La coreografía no tiene fin: el alemán perdido, el británico que entra sin mirar, el peninsular que se rinde y pone la radio local para ver si así se adapta. Aquí todos bailan al ritmo de la isla, el que toca. La resignación es de todos, el humor imprescindible. Alguno intenta colarse en la cola, pero ni con esas: la multa llega igual, aunque vivas a dos mil kilómetros.
Y el control, para rematar. Más radares que fuentes y las multas llegan siempre. La gente no es más formal por gusto: la isla es pequeña, no hay donde esconderse. Entre insularidad y control, hacer trampas no compensa. El que corre, pierde; el que busca el truco, acaba retratado. El correo de las sanciones funciona mejor que el de las postales.
Accidentes: veintisiete muertos en 2023, más de la mitad en moto. Aquí la moto es reina y también la más frágil. No porque vayan a lo loco, sino porque la mezcla es explosiva: local, turista despistado, repartidor a contrarreloj. La carretera es un zoológico donde todos intentan sobrevivir. Los accidentes no son la norma, pero tampoco una rareza. Son el coste de este equilibrio raro entre los que saben adónde van y los que solo siguen el navegador.

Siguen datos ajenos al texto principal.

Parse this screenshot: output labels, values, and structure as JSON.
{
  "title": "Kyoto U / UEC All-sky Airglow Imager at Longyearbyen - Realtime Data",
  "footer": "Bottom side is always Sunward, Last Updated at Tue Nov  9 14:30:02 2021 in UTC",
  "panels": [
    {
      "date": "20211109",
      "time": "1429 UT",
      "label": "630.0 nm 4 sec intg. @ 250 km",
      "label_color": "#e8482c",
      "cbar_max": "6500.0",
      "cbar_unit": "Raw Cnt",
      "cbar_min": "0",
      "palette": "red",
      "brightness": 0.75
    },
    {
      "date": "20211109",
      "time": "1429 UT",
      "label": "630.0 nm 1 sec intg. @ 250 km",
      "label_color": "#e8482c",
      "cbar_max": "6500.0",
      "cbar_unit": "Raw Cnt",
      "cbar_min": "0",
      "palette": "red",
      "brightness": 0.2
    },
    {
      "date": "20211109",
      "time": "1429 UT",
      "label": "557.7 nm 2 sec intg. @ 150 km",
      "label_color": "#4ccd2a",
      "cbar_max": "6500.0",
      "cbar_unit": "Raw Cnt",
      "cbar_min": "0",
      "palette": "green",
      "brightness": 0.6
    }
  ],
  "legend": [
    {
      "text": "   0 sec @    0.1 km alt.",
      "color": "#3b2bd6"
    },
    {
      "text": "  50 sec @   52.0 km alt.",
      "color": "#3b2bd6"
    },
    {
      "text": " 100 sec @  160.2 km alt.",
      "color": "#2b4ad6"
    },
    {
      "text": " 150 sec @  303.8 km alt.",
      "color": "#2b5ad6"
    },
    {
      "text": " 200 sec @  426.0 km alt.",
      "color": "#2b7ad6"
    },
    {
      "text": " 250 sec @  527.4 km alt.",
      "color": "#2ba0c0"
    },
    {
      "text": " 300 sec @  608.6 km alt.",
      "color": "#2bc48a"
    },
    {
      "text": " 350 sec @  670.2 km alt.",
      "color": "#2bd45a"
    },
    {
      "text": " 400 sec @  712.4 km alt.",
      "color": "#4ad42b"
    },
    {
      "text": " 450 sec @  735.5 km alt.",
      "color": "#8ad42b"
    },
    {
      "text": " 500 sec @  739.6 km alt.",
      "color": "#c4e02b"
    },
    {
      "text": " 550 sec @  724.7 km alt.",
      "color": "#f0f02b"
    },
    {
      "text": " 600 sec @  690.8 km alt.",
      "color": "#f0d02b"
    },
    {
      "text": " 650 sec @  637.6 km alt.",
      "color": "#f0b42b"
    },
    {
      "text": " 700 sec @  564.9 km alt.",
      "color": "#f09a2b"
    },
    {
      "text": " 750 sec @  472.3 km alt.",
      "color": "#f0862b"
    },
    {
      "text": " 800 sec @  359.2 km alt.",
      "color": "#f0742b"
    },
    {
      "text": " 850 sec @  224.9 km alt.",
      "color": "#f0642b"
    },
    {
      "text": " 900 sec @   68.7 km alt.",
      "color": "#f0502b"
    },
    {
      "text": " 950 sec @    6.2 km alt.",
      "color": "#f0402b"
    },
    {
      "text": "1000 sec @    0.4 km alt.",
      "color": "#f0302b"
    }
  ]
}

La movilidad aquí es rutina. Nadie se juega nada en el coche. Todo está cerca, la autovía es solo una línea en el mapa. La rotonda manda: maniobras para todos los gustos, pero nadie protesta porque hoy eres tú y mañana el de al lado. Aquí la prisa la marca el primero. Hay días que la isla parece una rotonda infinita y algunos dan vueltas solo porque no hay ninguna prisa en llegar o porque ya ni recuerdan para qué salieron.
En Mallorca no hay menos enfado porque la gente sea más tranquila, sino porque aquí el enfado no sirve de nada: te lo comes tú y lo ves reflejado en el retrovisor del de detrás. Volver a la península es volver al ruido: claxon como idioma oficial y la prisa como ley no escrita. El contraste golpea en la primera glorieta de vuelta, donde uno echa de menos ese lujo involuntario de ir lento sin que nadie le meta prisa.
Lo que queda es esa calma rara, resignación colectiva, ni mérito ni virtud: pura consecuencia. Si insistes en correr, pierdes tiempo, paciencia y, si te despistas, algún punto del carnet. Mallorca no enseña nada nuevo, solo recuerda que el lugar manda y que la carretera no es de nadie. Al final, ir despacio es la única forma de llegar de una pieza. Y eso, para algunos, es el mayor de los lujos. O, simplemente, lo más sensato cuando bajas del ferry con la cabeza llena de kilómetros y la agenda en blanco. En la isla, todos llegamos a la vez, aunque nadie sepa ni por qué, ni para qué, ni a qué velocidad.